Originally Posted by aquablue
The news today in the WSJ suggests the office market is going to flooded with space soon and the financial services industry is getting smaller. Don't expect many new office towers to go up any time soon.
No. 51 Astor is being looked at by tech companies. 1 WTC up to this point is largely occupied by a publishing and a law firm. Hudson Yards South's anchor tenant makes purses, among other stuff I've been told. 250 W 55th is almost entirely leased, and it's all law firms. Plus you have L'Oreal looking at enough space to anchor, and get 3 WTC built, 500K for a make up company! (I know they won't move there but just an indication of how much space that is), Viacom and News Corp both none financial firms looking for huge amounts of space, 1M SF each.
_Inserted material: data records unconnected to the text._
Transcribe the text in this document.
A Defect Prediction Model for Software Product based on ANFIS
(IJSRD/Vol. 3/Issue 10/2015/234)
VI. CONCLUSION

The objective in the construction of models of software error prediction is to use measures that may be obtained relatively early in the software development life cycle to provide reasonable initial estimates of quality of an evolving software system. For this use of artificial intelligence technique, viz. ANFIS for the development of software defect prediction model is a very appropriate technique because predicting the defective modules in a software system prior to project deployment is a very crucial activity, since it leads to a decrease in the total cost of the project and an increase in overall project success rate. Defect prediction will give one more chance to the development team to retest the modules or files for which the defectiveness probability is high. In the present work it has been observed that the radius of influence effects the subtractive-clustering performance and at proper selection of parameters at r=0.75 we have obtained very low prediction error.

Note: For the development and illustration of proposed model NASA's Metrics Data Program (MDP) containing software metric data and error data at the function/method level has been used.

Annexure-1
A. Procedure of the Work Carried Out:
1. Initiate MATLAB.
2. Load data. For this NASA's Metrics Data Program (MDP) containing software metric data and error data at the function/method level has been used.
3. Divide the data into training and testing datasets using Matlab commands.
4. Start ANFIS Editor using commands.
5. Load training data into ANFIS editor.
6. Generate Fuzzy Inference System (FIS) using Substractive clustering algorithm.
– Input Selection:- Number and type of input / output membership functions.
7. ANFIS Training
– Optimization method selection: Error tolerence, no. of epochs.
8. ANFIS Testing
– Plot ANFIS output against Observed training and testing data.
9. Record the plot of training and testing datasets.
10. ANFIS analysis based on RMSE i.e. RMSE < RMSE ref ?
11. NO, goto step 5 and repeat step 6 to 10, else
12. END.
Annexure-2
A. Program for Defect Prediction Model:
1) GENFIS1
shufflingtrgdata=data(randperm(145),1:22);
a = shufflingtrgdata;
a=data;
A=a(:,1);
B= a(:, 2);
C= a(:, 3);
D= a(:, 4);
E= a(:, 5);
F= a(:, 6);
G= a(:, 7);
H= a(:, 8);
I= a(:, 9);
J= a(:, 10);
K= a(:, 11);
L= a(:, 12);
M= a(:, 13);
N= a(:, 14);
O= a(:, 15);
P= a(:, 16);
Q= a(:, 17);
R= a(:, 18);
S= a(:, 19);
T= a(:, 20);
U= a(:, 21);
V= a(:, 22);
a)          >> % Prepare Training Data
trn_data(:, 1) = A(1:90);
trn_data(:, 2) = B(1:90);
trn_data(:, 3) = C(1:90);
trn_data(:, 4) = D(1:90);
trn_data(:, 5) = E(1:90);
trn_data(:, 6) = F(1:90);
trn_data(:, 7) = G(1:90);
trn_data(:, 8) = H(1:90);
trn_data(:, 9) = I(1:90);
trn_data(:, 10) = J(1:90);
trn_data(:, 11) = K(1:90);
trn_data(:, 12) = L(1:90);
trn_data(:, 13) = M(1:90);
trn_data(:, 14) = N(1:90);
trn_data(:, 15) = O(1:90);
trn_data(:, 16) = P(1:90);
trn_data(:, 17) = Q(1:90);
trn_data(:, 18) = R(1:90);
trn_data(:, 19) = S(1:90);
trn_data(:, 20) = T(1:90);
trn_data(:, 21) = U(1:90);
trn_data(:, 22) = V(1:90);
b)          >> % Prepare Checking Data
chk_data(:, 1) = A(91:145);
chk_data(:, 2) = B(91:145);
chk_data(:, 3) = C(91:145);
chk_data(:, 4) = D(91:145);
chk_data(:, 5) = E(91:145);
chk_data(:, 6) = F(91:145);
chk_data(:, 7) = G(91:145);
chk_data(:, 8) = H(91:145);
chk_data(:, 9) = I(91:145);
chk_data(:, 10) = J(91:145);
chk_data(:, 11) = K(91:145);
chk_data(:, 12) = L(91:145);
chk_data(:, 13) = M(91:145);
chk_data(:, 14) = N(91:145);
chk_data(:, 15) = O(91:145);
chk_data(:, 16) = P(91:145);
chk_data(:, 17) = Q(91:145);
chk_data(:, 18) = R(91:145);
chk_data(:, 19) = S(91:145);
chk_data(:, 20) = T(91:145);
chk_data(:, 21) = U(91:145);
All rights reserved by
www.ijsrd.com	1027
Financial service companies have traditionally driven new office construction in the past, but as has been posted in the Hudson Yards thread, all sorts of companies, from all different types of industries are looking for new space because almost 90% of commercial square feet in Manhattan predates 1970, source
. That is an incredible statistic.
I met with a woman who works at Studley this morning, and she has worked on the Time Warner account, a media company that is reevaluating it's more than 4 MILLION SF NY portfolio, that's almost one entire of the original twin towers, and they're also managing Jones Day which is another law firm looking for 400K worth of square feet, and she hinted at some other names and locations they're looking at specifically but nothing that wouldn't surprise someone on this site. Plus Milbank is getting booted from the JP building downtown and needs 250K sf.
Plus, your assertion that financial firms won't move isn't well founded either. Credit Suisse is actively looking at new space with CBRE, and Citi is looking around too. There is a lot of natural pent up demand for new space, the vacancy rate is falling, and rents are rising. These companies are smart, they know that at places like Hudson Yards, MW, and the WTC they can get huge blocks of office space (which it's important to understand is very rare in Manhattan) at discounted prices because of tax credits, among other things so they actually save money in the future by signing leases now and get into one of those new buildings instead of waiting until their lease expires in 2015 or 2018 when the economy will probably be better, and rents will be higher.
That was a bit of a rant, I had a long day so I apologize, and don't take it personally but what you said is just false.